Mahkeme başlamıştı şoför dediğim kişinin ismi Burhandı. Burhan isminden nefret ettim hayatım boyunca. Ne zaman bi yerde Burhan ismini duysam ordan uzaklaşıyor dişlerimi sıkıyordum. Hatta bi keresinde bi çocukla tanıştım çok tatlı sevecen bi çocukta bana aşık olduğunu söyledi bunu hissedebiliyordum zaten hareketlerinden beni çok seviyor kılıma zarar gelmesini istemiyordu. Onunla sevgili oldum kızlardan hoşlandığım halde ve onu aldattım ve bunu onun görmesi için küçük bi organizasyon hazırladım. Herşey yolunda gidiyordu ve o an...
"Burhan denilen çocuğun suratını görmeliydin bi tarafı kırgınlık bi tarafı üzüntü bi tarafı çaresiz gibi bakıyordu bana çocukla hiç bişey yapmamıştım üstünü bile çıkarmasına izin vermemiştim onuda kullanıyordum çünkü .Geldiğini anlar anlamaz yanımdaki çocuğun üstüne çıkıp dudaklarına yapışmıştım bizi yatakta o şekilde gören Burhan sessiz sessiz ağlayarak çıkmıştı evden hiç üzülmemiş yaptığın şeyden büyük bi zevk almıştım insanlardan nefret ediyor can yakmaktan zevk alıyordum ama bu durum benim suçum değilde mahkeme salonunda o sarhol yarım akıllı adamın sadece bi sene hapis cezasına çarptırılması ve tuttuğu en iyi avukat yardımıyla bi yıl hapisin para cezasına çevrilmesi gözümün önünde oldu. Büyük bir şok yaşıyordum gözlerim dolmuştu ama ağlamamıştım ağlayamazdım çünkü o pislik adamın yanında ağlayamamalıydım bunu görmemeliydi.
Büyük bi gürültüyle kalktım yerimden ve
"İtiraz ediyorum hakim bey" dedim.
Büyük bi ciddiyetle
"Otur yerine sana söz hakkı tanınmadı" dendi.
Bütün bu olanlar rüya olmalı diye geçirdim aklımdan ama rüya değildi bütün bunları ben saniyesi saniyesine yaşadım ve bunları yaşarken sadece on yedi yaşındaydım çok zor günler geçirdim o günden sonra kendimi tanıyamadım hiç.  yaptığım herşeyde acı vermek istiyordu ve bu zamanla daha ilerledi acı vermekten zevk almaya başladım yani demek istediğim şu ki sadistim ben ama bu benim suçum değil bu anlattığım sadece bi kısmı hayatımın.

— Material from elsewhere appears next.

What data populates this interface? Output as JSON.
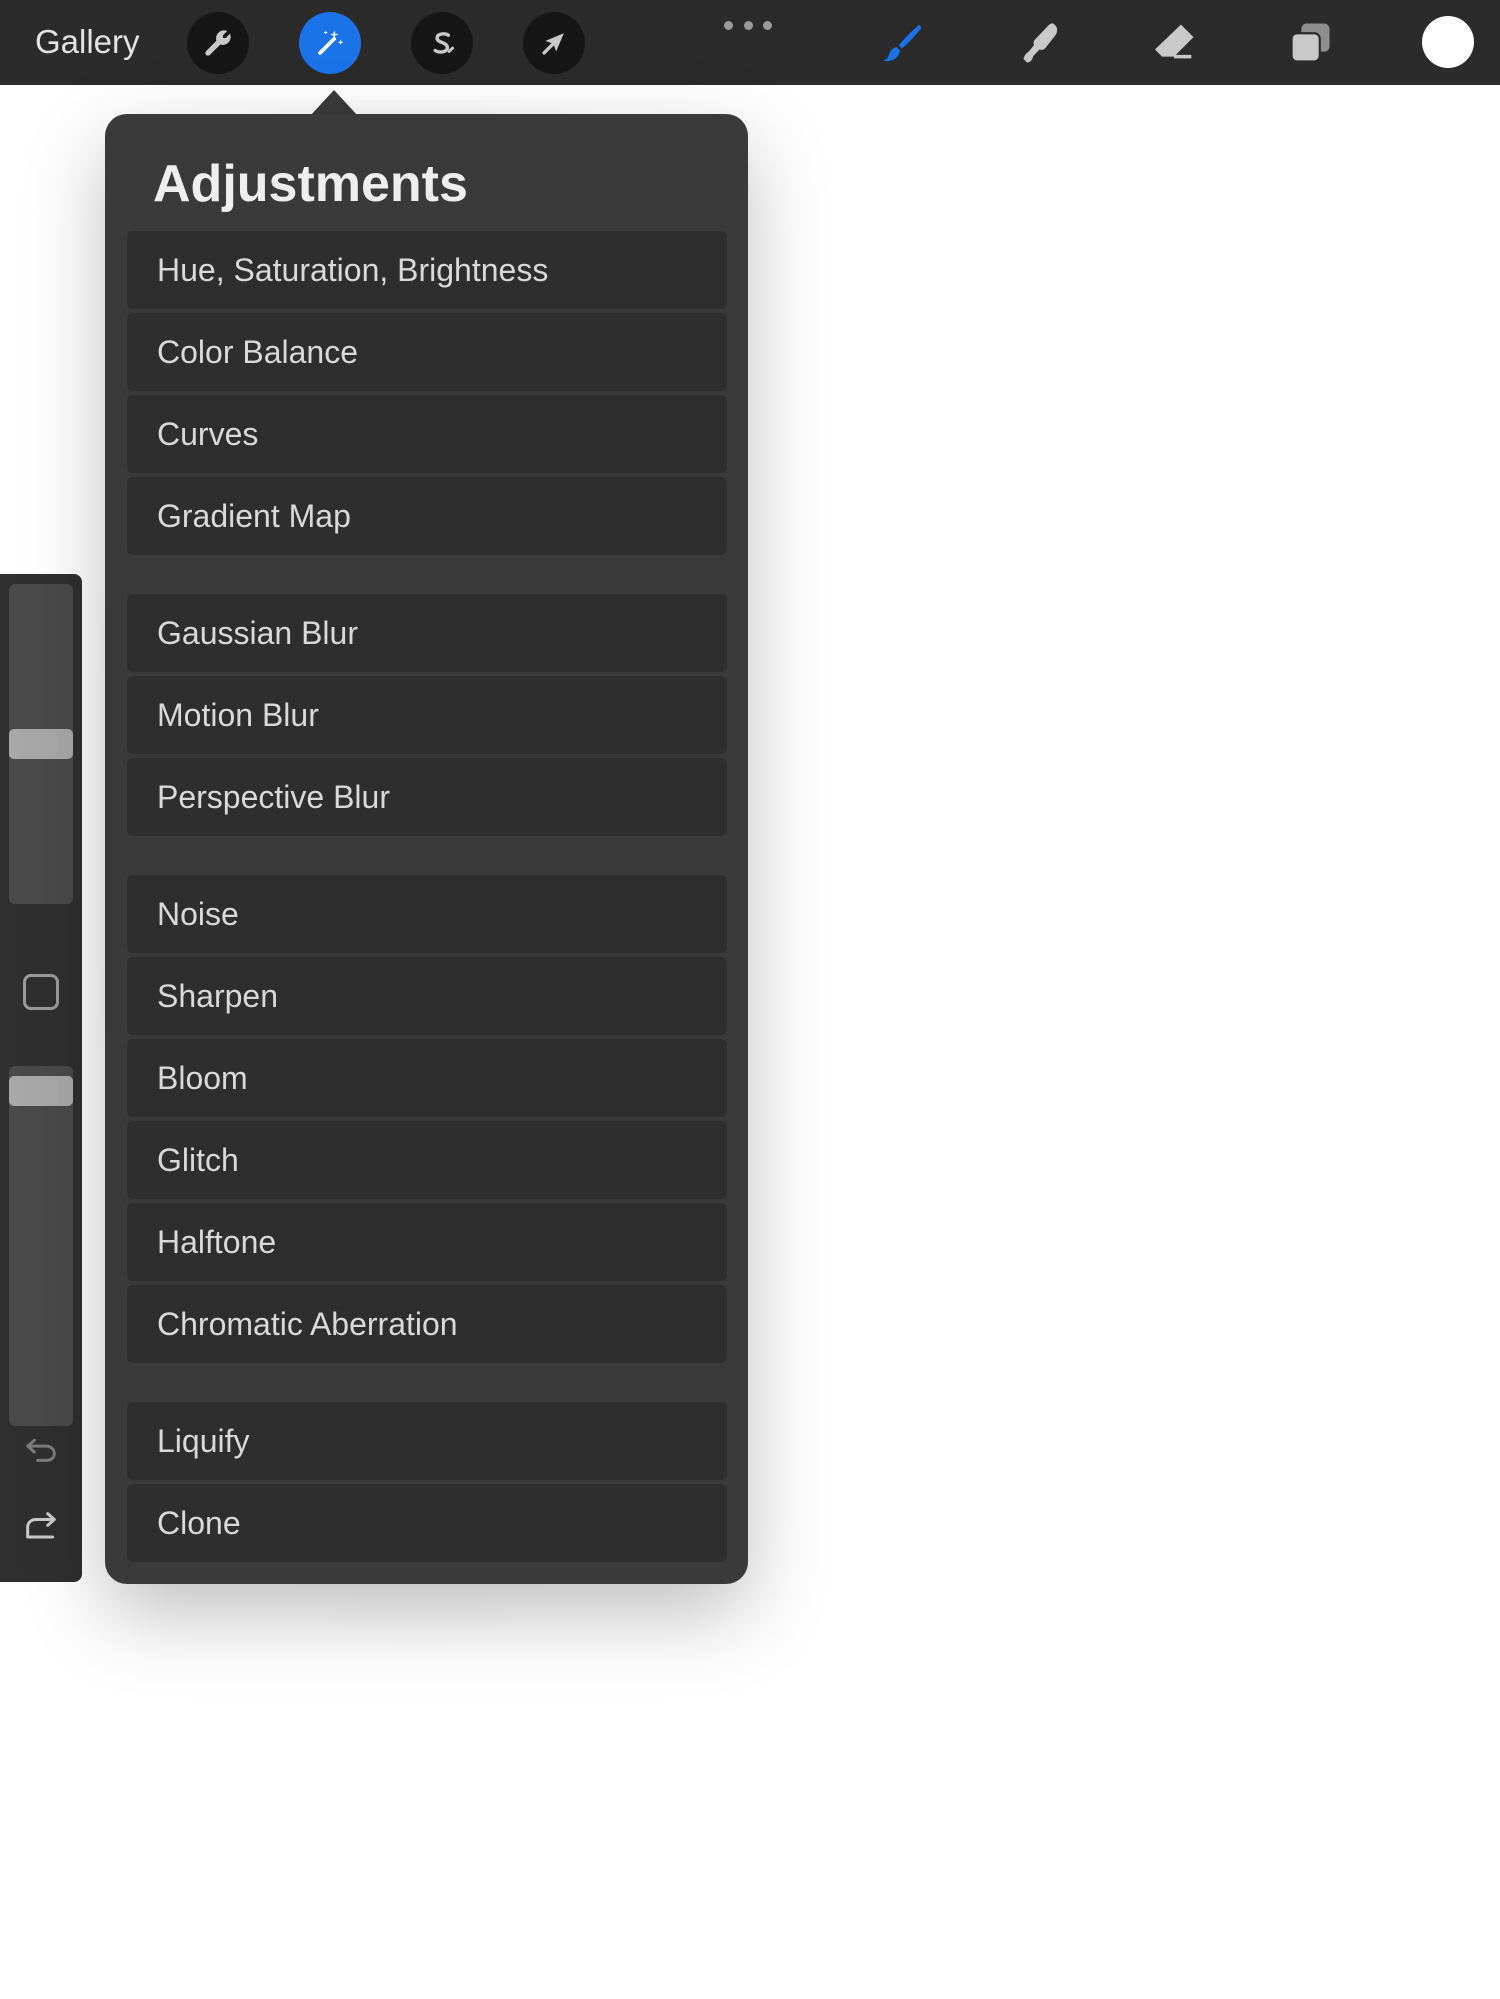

Yaşadığım şokları üzüntüleri hayal kırıklıklarını bir bir anlatıcam sana zamanla. Kimsenin bilmediği şeyler kimseyle konuşmam böyle şeyleri sen benim değerlimsin bunları bilmeye hakkın var diye düşündüm ama dün yaptıklarım tamamen istemsizdi senin canını yakmayı hiç istemedim şimdiye kadar. Ben seni iki senedir seviyorum zaten seninle tanıştığımız o gün senden çok etkilenmiştim ve ilk kez birini sevebiliyordum aşık değildim sana ama içim ısınmıştı sanki benim olmalısın gibi hissetmiştim seni çok sevmiştim o son baharın en yağışlı gününde. "
Derin bi nefes alarak devam etmişti

"Sana dün yaptığım şeyler tamamen istemsizdi senden özür dilemek istiyorum " dedi

Büyük bi şaşkınlıkla onu dinlemiştim çok zor günler yaşamıştı ve çok küçük bi kısmı olmasına rağmen baya bi üzücüydü üzülmüştüm bu duruma hatta çok üzülmüştüm. Şaşkınlığımı gizlemeye çalışarak Burcu'nun elini tutup

"Ben her zaman senin yanındayım sevgilim yaşadığın olaylar beni çok üzdü umarım herşey artık daha güzel olur emin ol seni mutlu etmek için elimden geleni yapıcam " dedim
"Senin bişey yapmana gerek yok ben senin yanında çok mutluyum zaten dün canını çok yakmadım değilmi? "
"Hayır hatta..."
"Hatta ne?"
"Şey"
"Ne?"
"Bişey değil aşkım sorun değil dicektim "
"Doğru söyle "
"Doğru söylüyorum "
"Hayır yalan söylüyorsun "
"Şey dicektim ben"
"Zeynep söyler misin artık!"
"Peki peki. Aslında biraz hoşuma gitti dicektim"
"Gerçekten mi? "
"Evet "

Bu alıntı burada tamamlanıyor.